Question

If \[{K_W}\] for water is \[9.62 \times {10^{ - 14}}\] at \[{60^\circ }C\]. Calculate pH of water.

Answer 1

Hint: Dissociation constant (or) Ionic product of water \[{K_W}\] is defined as the product of the molar concentration of hydroxyl ion and hydrogen ion concentration at a constant temperature. For pure water, hydroxyl ion and hydrogen ion concentration must be equal.

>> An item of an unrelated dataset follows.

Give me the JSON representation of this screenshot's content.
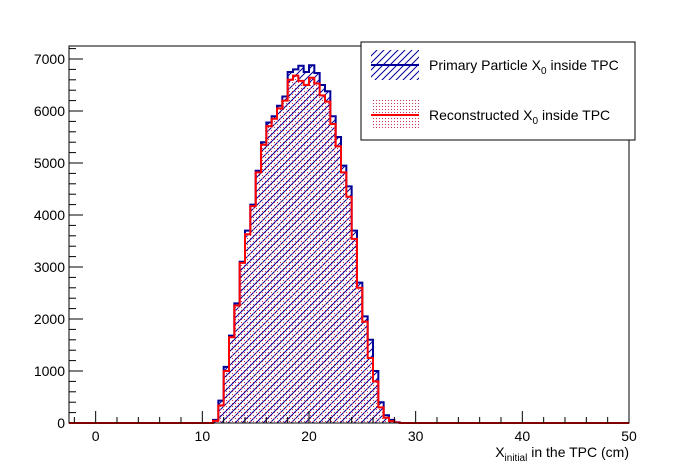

Complete step by step answer:
\[{K_W}\] is defined as the product of the molar concentration of hydroxyl ion and hydrogen ion concentration at a constant temperature. It can be written as follows,
\[\left[ {{H^ + }} \right]\left[ {O{H^ - }} \right] = {K_W}\]
It is known that for pure water, hydrogen ion concentration should be equal to hydroxyl ion concentration.
\[\left[ {{H^ + }} \right] = \left[ {O{H^ - }} \right]\]
\[ \Rightarrow {\left[ {{H^ + }} \right]^2} = {K_W}\]
Thus, for pure water at a constant temperature, hydrogen ion concentration can be obtained as the square root of the ionic product of water.
\[ \Rightarrow {\left[ {{H^ + }} \right]^2} = 9.62 \times {10^{ - 14}}\]
At\[{60^\circ }C\], \[ \Rightarrow \left[ {{H^ + }} \right] = \sqrt {9.62 \times {{10}^{ - 14}}} \]
\[ \Rightarrow \left[ {{H^ + }} \right] = 3.102 \times {10^{ - 7}}\]
It is known that pH is the negative logarithm of the concentration of free hydrogen.
\[pH = - \log \left[ {{H^ + }} \right]\]
\[ \Rightarrow pH = - \log \left[ {3.102 \times {{10}^{ - 7}}} \right]\]
\[pH = 6.50\]

Thus, pH for water is 6.50.

Note: It is known that pH is the measure of hydrogen ion concentration and pOH is the hydroxyl ion concentration.
Thus, the ionic product of water can be explained as similar to hydrogen ion concentration can be written as,
\[p{K_W} = - \log \left[ {{K_W}} \right]\]
But we know that the Ionic product of water \[{K_W}\] is defined as the product of the molar concentration of hydroxyl ion and hydrogen ion concentration at a constant temperature.
Thus, \[p{K_W} = - \log \left[ {{H^ + }} \right]\left[ {O{H^ - }} \right]\]
\[ \Rightarrow p{K_W} = - \log \left[ {{H^ + }} \right] - \log \left[ {O{H^ - }} \right]\]
\[ \Rightarrow p{K_W} = pH + pOH\]
Thus, \[p{K_W}\] is the sum of pH and pOH. Thus, if one of concentration{hydrogen ion /hydroxyl ion} is known, then \[{K_W}\] of water is calculated since for pure water, hydroxyl ion and hydrogen ion concentration must be equal. And also if pH/pOH is known, then \[p{K_W}\] the value can be calculated.